Are we entering a new era of machine vision?
This was the question posed to a group of machine vision experts at a VDMA panel discussion at Industrial VISION Days at the VISION show on November 6. Spoiler alert: The answer is yes.
Technologies such as embedded vision, 3D imaging, hyperspectral imaging,deep learning, and vision standards—which are featured prominently throughout the exhibition—are reaching market maturity and are enabling a growing number of new applications for image processing. Joachim Hachmeister, inspect magazine, posed questions on the various topics to a panel that included the following participants (Pictured, left to right):
- Andreas Franz, CEO, FRAMOS, Taufkirchen, Germany
- Klaus-Henning Noffz, CEO, Silicon Software, Mannheim, Germany
- Olaf Munkelt, Managing Director, MVTec Software, Munich, Germany
- Christian Ripperda, Vice President / Technology Director, ISRA VISION, Darmstadt, Germany
- Bahram Torabi, Senior Vice President Research & Development | Industrial Integration Space, SICK, Reute, Germany
- Mark Williamson, Managing Director, Stemmer Imaging, Tongham, Surrey, United Kingdom
Here is what the panel had to say on the following topics:
Embedded vision: When asked if embedded vision really changes machine vision, Andreas Franz replied yes, noting that new price and performance capabilities, along with processing power on the edge and in the cloud, are opening up new applications. Franz provided the example of a refrigerator manufacturer. Eight years ago, he noted, putting a camera into a refrigerator may cost up to $800 or so, but now, this can be accomplished by as little as $50-60.
3D imaging: Is 3D imaging finally leaving the "niche?" In short, yes, according to Christian Rippperda. 3D applications are becoming faster and more robust and are opening new applications where 2D has struggled in the past. Parts comparison, for example, is an application that will benefit from 3D imaging over previous 2D techniques.
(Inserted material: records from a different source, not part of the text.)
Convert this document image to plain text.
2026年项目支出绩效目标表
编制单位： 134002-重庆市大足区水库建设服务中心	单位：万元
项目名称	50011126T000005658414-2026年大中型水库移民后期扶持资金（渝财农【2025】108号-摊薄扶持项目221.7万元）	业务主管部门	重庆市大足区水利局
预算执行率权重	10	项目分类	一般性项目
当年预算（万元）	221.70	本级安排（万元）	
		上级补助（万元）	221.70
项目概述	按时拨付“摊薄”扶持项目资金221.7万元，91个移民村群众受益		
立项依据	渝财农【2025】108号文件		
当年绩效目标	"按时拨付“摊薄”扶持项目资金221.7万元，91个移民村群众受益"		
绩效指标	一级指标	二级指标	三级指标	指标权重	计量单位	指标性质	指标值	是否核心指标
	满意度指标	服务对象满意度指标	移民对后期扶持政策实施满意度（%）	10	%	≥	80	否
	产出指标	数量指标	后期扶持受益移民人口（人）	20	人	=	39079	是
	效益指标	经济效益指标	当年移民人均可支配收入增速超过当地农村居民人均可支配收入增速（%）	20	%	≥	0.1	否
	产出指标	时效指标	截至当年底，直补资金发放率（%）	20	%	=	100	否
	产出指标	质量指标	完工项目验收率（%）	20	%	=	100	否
Hyperspectral imaging: Mark Williamson of Stemmer Imaging, which recently acquired shares in hyperspectral imaging company Perception Park, cited hyperspectral imaging as a logical evolution of cameras in the past. Going from monochrome, to color, to 3D, to spectroscopy devices, to hyperspectral, makes logical sense, according to Williamson.
Previously, there were a lot of specialist companies working on niche hyperspectral imaging applications that took a lot of time and could be very expensive. Today, solutions such as those from Perception Park have made it significantly easier to acquire hyperspectral images. Hyperspectral imaging will never replace machine vision, but it adds a very useful new layer to it, said Williamson.
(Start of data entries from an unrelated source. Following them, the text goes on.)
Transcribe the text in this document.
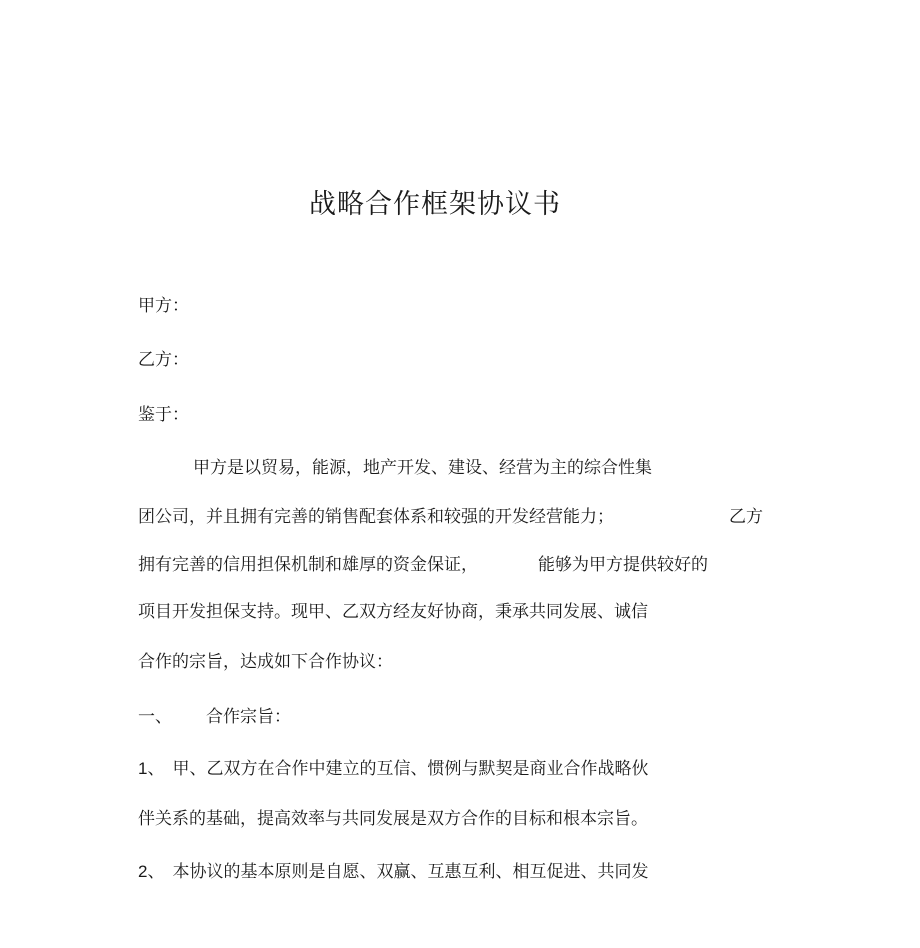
战略合作框架协议书
甲方：
乙方：
鉴于：
甲方是以贸易，能源，地产开发、建设、经营为主的综合性集
团公司，并且拥有完善的销售配套体系和较强的开发经营能力；	乙方
拥有完善的信用担保机制和雄厚的资金保证，	能够为甲方提供较好的
项目开发担保支持。现甲、乙双方经友好协商，秉承共同发展、诚信
合作的宗旨，达成如下合作协议：
一、 合作宗旨：
1、 甲、乙双方在合作中建立的互信、惯例与默契是商业合作战略伙
伴关系的基础，提高效率与共同发展是双方合作的目标和根本宗旨。
2、 本协议的基本原则是自愿、双赢、互惠互利、相互促进、共同发
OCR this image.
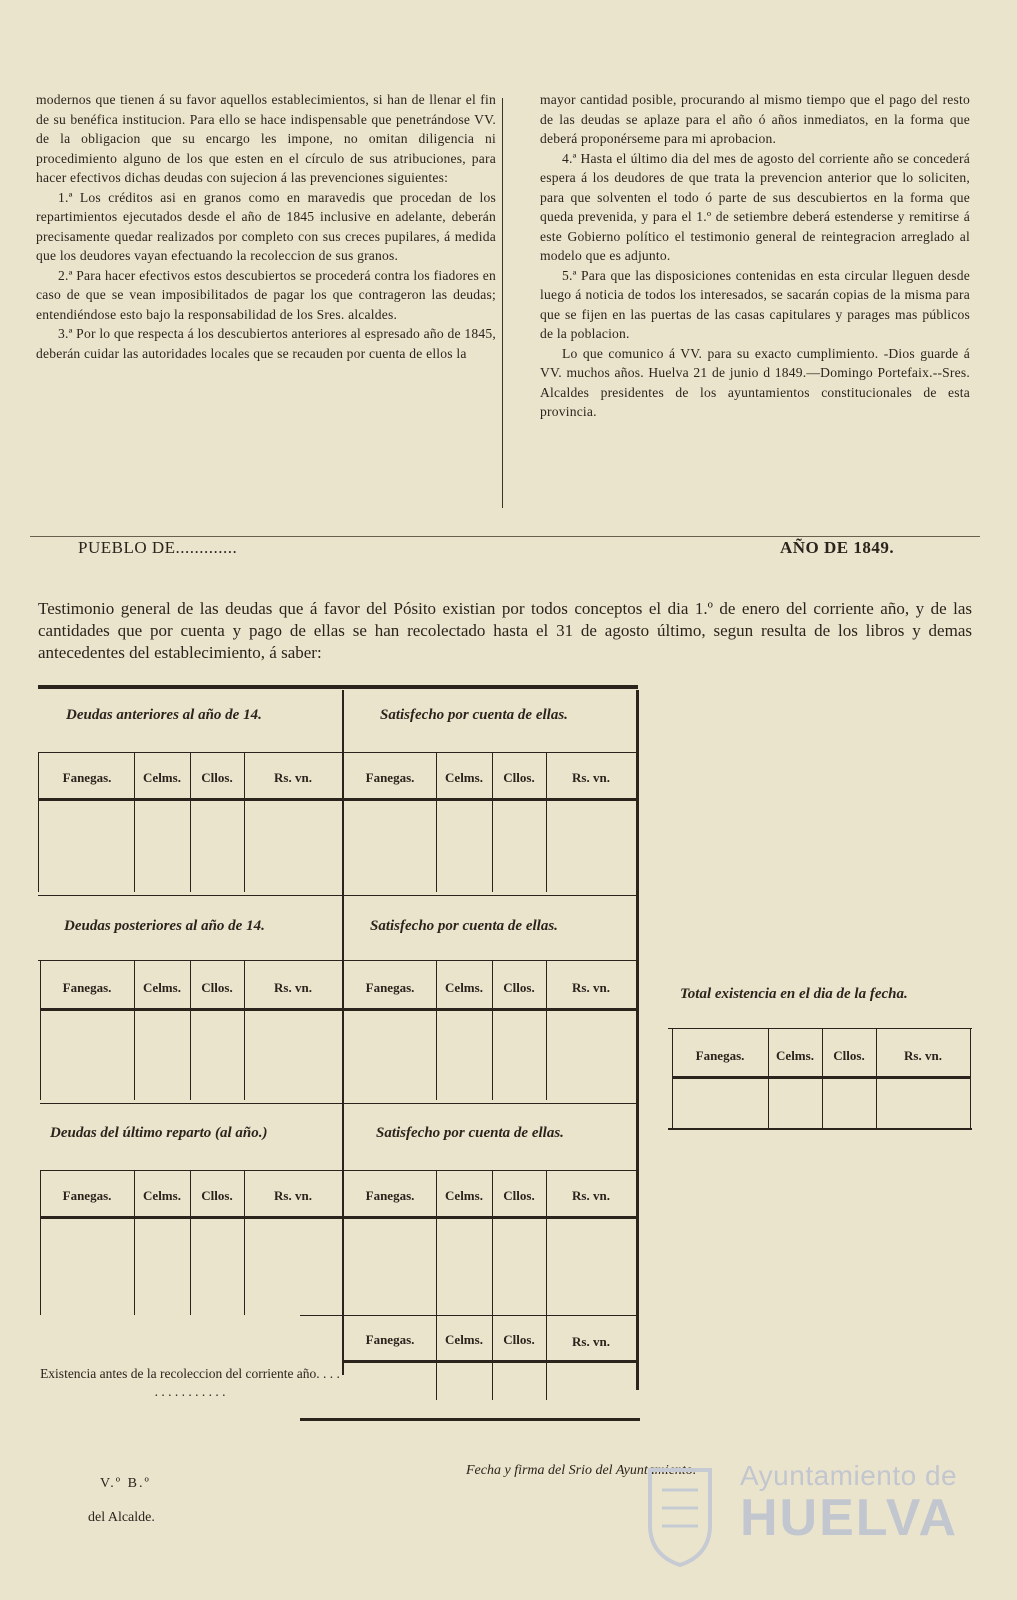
modernos que tienen á su favor aquellos establecimientos, si han de llenar el fin de su benéfica institucion. Para ello se hace indispensable que penetrándose VV. de la obligacion que su encargo les impone, no omitan diligencia ni procedimiento alguno de los que esten en el círculo de sus atribuciones, para hacer efectivos dichas deudas con sujecion á las prevenciones siguientes:

1.ª Los créditos asi en granos como en maravedis que procedan de los repartimientos ejecutados desde el año de 1845 inclusive en adelante, deberán precisamente quedar realizados por completo con sus creces pupilares, á medida que los deudores vayan efectuando la recoleccion de sus granos.

2.ª Para hacer efectivos estos descubiertos se procederá contra los fiadores en caso de que se vean imposibilitados de pagar los que contrageron las deudas; entendiéndose esto bajo la responsabilidad de los Sres. alcaldes.

3.ª Por lo que respecta á los descubiertos anteriores al espresado año de 1845, deberán cuidar las autoridades locales que se recauden por cuenta de ellos la

mayor cantidad posible, procurando al mismo tiempo que el pago del resto de las deudas se aplaze para el año ó años inmediatos, en la forma que deberá proponérseme para mi aprobacion.

4.ª Hasta el último dia del mes de agosto del corriente año se concederá espera á los deudores de que trata la prevencion anterior que lo soliciten, para que solventen el todo ó parte de sus descubiertos en la forma que queda prevenida, y para el 1.º de setiembre deberá estenderse y remitirse á este Gobierno político el testimonio general de reintegracion arreglado al modelo que es adjunto.

5.ª Para que las disposiciones contenidas en esta circular lleguen desde luego á noticia de todos los interesados, se sacarán copias de la misma para que se fijen en las puertas de las casas capitulares y parages mas públicos de la poblacion.

Lo que comunico á VV. para su exacto cumplimiento. -Dios guarde á VV. muchos años. Huelva 21 de junio d 1849.—Domingo Portefaix.--Sres. Alcaldes presidentes de los ayuntamientos constitucionales de esta provincia.

PUEBLO DE.............	AÑO DE 1849.

Testimonio general de las deudas que á favor del Pósito existian por todos conceptos el dia 1.º de enero del corriente año, y de las cantidades que por cuenta y pago de ellas se han recolectado hasta el 31 de agosto último, segun resulta de los libros y demas antecedentes del establecimiento, á saber:

Deudas anteriores al año de 14.	Satisfecho por cuenta de ellas.
Fanegas.	Celms.	Cllos.	Rs. vn.	Fanegas.	Celms.	Cllos.	Rs. vn.
Deudas posteriores al año de 14.	Satisfecho por cuenta de ellas.
Fanegas.	Celms.	Cllos.	Rs. vn.	Fanegas.	Celms.	Cllos.	Rs. vn.
Deudas del último reparto (al año.)	Satisfecho por cuenta de ellas.
Fanegas.	Celms.	Cllos.	Rs. vn.	Fanegas.	Celms.	Cllos.	Rs. vn.
Fanegas.	Celms.	Cllos.	Rs. vn.
Existencia antes de la recoleccion del corriente año. . . . . . . . . . . . . . .
Total existencia en el dia de la fecha.
Fanegas.	Celms.	Cllos.	Rs. vn.
V.º B.º
del Alcalde.
Fecha y firma del Srio del Ayuntamiento. Ayuntamiento de
HUELVA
Deep learning: Deep learning technology was recently added to MVTec’s HALCON machine vision software. When asked if deep learning technology has rightfully earned its place as one of the market’s biggest buzzwords, Olaf Munkelt noted that it isn’t necessary a new technology, but computational power has really led to its emergence as a hot topic.
"Twenty-five years ago or so, people may remember two-layer neural networks that were used. When using these, however, we’d run out of computational power. Advances in computational power is really what is enabling new deep learning capabilities."
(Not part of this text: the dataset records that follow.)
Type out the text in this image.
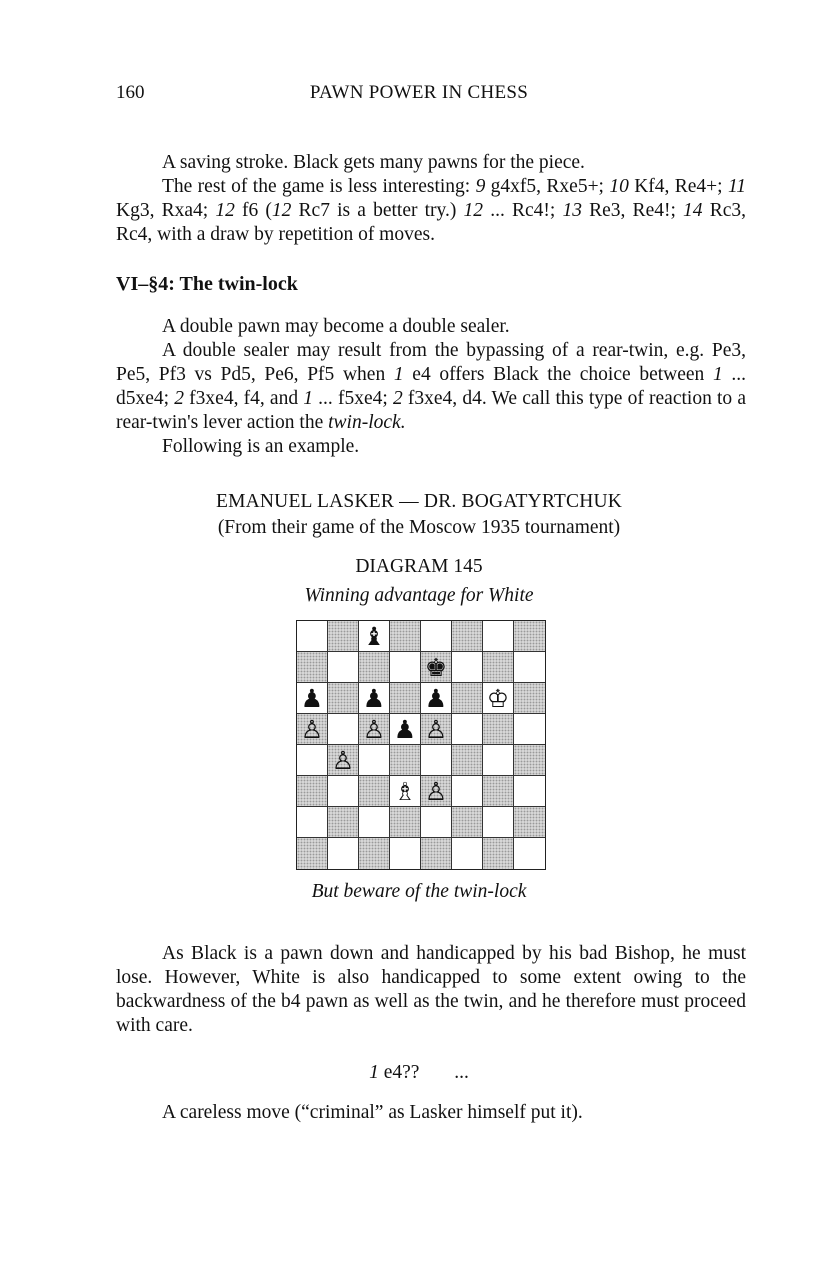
160	PAWN POWER IN CHESS

A saving stroke. Black gets many pawns for the piece.

The rest of the game is less interesting: 9 g4xf5, Rxe5+; 10 Kf4, Re4+; 11 Kg3, Rxa4; 12 f6 (12 Rc7 is a better try.) 12 ... Rc4!; 13 Re3, Re4!; 14 Rc3, Rc4, with a draw by repetition of moves.

VI–§4: The twin-lock

A double pawn may become a double sealer.

A double sealer may result from the bypassing of a rear-twin, e.g. Pe3, Pe5, Pf3 vs Pd5, Pe6, Pf5 when 1 e4 offers Black the choice between 1 ... d5xe4; 2 f3xe4, f4, and 1 ... f5xe4; 2 f3xe4, d4. We call this type of reaction to a rear-twin's lever action the twin-lock.

Following is an example.

EMANUEL LASKER — DR. BOGATYRTCHUK
(From their game of the Moscow 1935 tournament)
DIAGRAM 145
Winning advantage for White
♝
♚
♟ ♟ ♟ ♔
♙ ♙ ♟ ♙
♙
♗ ♙
But beware of the twin-lock

As Black is a pawn down and handicapped by his bad Bishop, he must lose. However, White is also handicapped to some extent owing to the backwardness of the b4 pawn as well as the twin, and he therefore must proceed with care.

1 e4?? ...

A careless move (“criminal” as Lasker himself put it).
He stressed, however, that deep learning is not the "holy grail" of machine vision, but instead is a very valuable technology and tool that presents great opportunities in machine vision, but the market needs to identify the ripe opportunities and learn more.
Standards: When asked about the importance of standards, Klaus-Henning Noffz added to the previous discussion of deep learning, noting that deep learning is a very disruptive technology that opens new opportunities in machine vision. The problem is, how can you collect all of this data and turn it info useful information for the production line? Industry 4.0 technology and communication standards such as OPC Vision, according to Noffz, is the answer.
More on OPC Vision: The goal of the OPC UA Companion Specification for Machine Vision (OPC UA Vision, for short), is to integrate anything from image processing components up to entire image processing systems into industrial automation applications, with the hope of enabling machine vision technologies to communicate with the entire factory. With the standard, a generic interface is being created for image processing systems at the user level, including semantic description of image data.